Going to church also matters because Christians are most healthy when they are connected to a church community. It is just not healthy for a believer to isolate themselves and watch sermons on YouTube every week. “Whoever isolates himself seeks his own desire,” the book of Proverbs says, “He breaks out against all sound judgment” (Proverbs 18:1). (Obviously, streaming services can play a role for those who are homebound or out of town. I’m not talking about these exceptions. In fact, the exceptions prove the rule). The corporate gathering of the church allows believers to live out the “one another” commands of the New Testament. The large group gathering also pushes believers to socialize with and move towards others than are markedly different than themselves. There is no sacrifice necessary if you only and ever gather with people who are just like you. But in the body of Christ, we are very likely to come across very different people. This requires sacrifice.

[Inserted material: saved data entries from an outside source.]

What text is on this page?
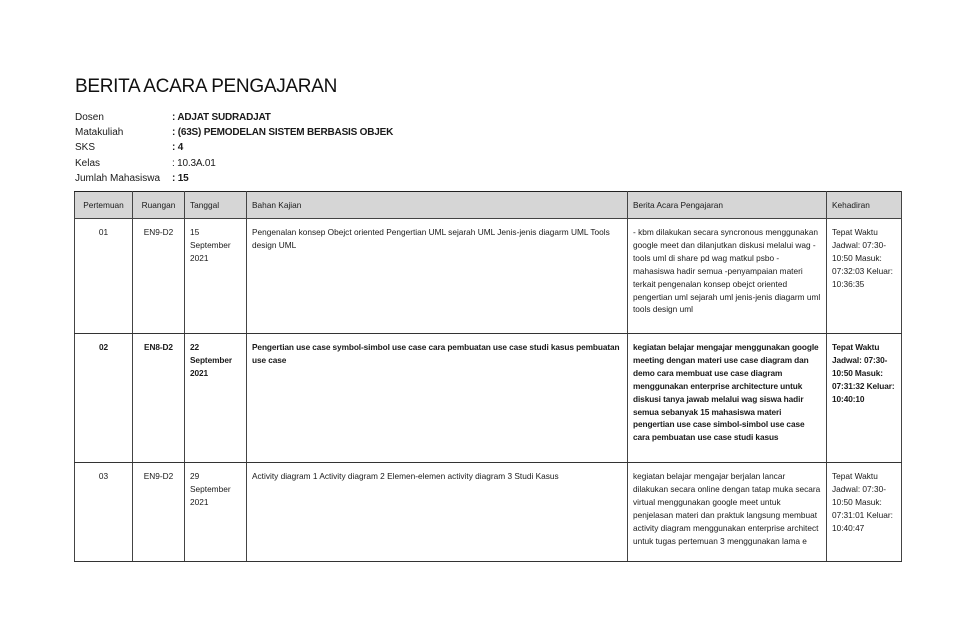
BERITA ACARA PENGAJARAN
Dosen	: ADJAT SUDRADJAT
Matakuliah	: (63S) PEMODELAN SISTEM BERBASIS OBJEK
SKS	: 4
Kelas	: 10.3A.01
Jumlah Mahasiswa	: 15
Pertemuan	Ruangan	Tanggal	Bahan Kajian	Berita Acara Pengajaran	Kehadiran
01	EN9-D2	15 September 2021	Pengenalan konsep Obejct oriented Pengertian UML sejarah UML Jenis-jenis diagarm UML Tools design UML	- kbm dilakukan secara syncronous menggunakan google meet dan dilanjutkan diskusi melalui wag - tools uml di share pd wag matkul psbo - mahasiswa hadir semua -penyampaian materi terkait pengenalan konsep obejct oriented pengertian uml sejarah uml jenis-jenis diagarm uml tools design uml	Tepat Waktu Jadwal: 07:30-10:50 Masuk: 07:32:03 Keluar: 10:36:35
02	EN8-D2	22 September 2021	Pengertian use case symbol-simbol use case cara pembuatan use case studi kasus pembuatan use case	kegiatan belajar mengajar menggunakan google meeting dengan materi use case diagram dan demo cara membuat use case diagram menggunakan enterprise architecture untuk diskusi tanya jawab melalui wag siswa hadir semua sebanyak 15 mahasiswa materi pengertian use case simbol-simbol use case cara pembuatan use case studi kasus	Tepat Waktu Jadwal: 07:30-10:50 Masuk: 07:31:32 Keluar: 10:40:10
03	EN9-D2	29 September 2021	Activity diagram 1 Activity diagram 2 Elemen-elemen activity diagram 3 Studi Kasus	kegiatan belajar mengajar berjalan lancar dilakukan secara online dengan tatap muka secara virtual menggunakan google meet untuk penjelasan materi dan praktuk langsung membuat activity diagram menggunakan enterprise architect untuk tugas pertemuan 3 menggunakan lama e	Tepat Waktu Jadwal: 07:30-10:50 Masuk: 07:31:01 Keluar: 10:40:47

Furthermore, the corporate worship of the church is only place to receive the sacraments of baptism and the Lord’s Supper. So often, evangelicals denigrate the sacraments as a means of spiritual growth. Almost every other theological tradition of the Christian faith makes the practice of Communion central to it’s spirituality. Yet, when was the last time you heard a sermon, or read a book, that placed the sacraments in a high place for evangelicals? Yet the apostle Paul devotes two significant sections in 1 Corinthians to Communion (1 Corinthians 10:17-22; 11:17-34). Paul also recognized that Communion was built upon the instructions of Jesus in the Upper Room, which is found in Matthew, Mark, and Luke. And the Lord’s Supper was a practice that Paul expected the church to continue until the return of Christ (1 Corinthians 10:26). Clearly, Communion was a central, consistent practice of the church from the very beginning.
Moreover, the Protestant Reformers formulated that the “proper administration of the sacraments”was one of the essential marks of a church! So here’s a question to ponder. What is a more valuable practice for growth: the Lord’s Supper or daily devotions? Now, I’m not trying to denigrate reading the Bible every day. That’s a great thing! I guess my point is this: Sometimes we make Christian growth more complicated than it needs to be. The Bible itself sees going to church—gathering together to hear the word preached, to partake in Communion, and to encourage other believers, as a foundational and central practice. Even if your other spiritual practices don’t take off, remember that going to church is foundational for the Christian life. It is a “keystone” habit, a habit which creates a cascade of other good changes in our lives.
So even if your life gets off to a rocky start in 2023, even if your Bible reading plan has failed six days in, even if you have sinned spectacularly and feel like a failure, even if your grand plans for the year have unraveled already, do ONE THING this week: go to church.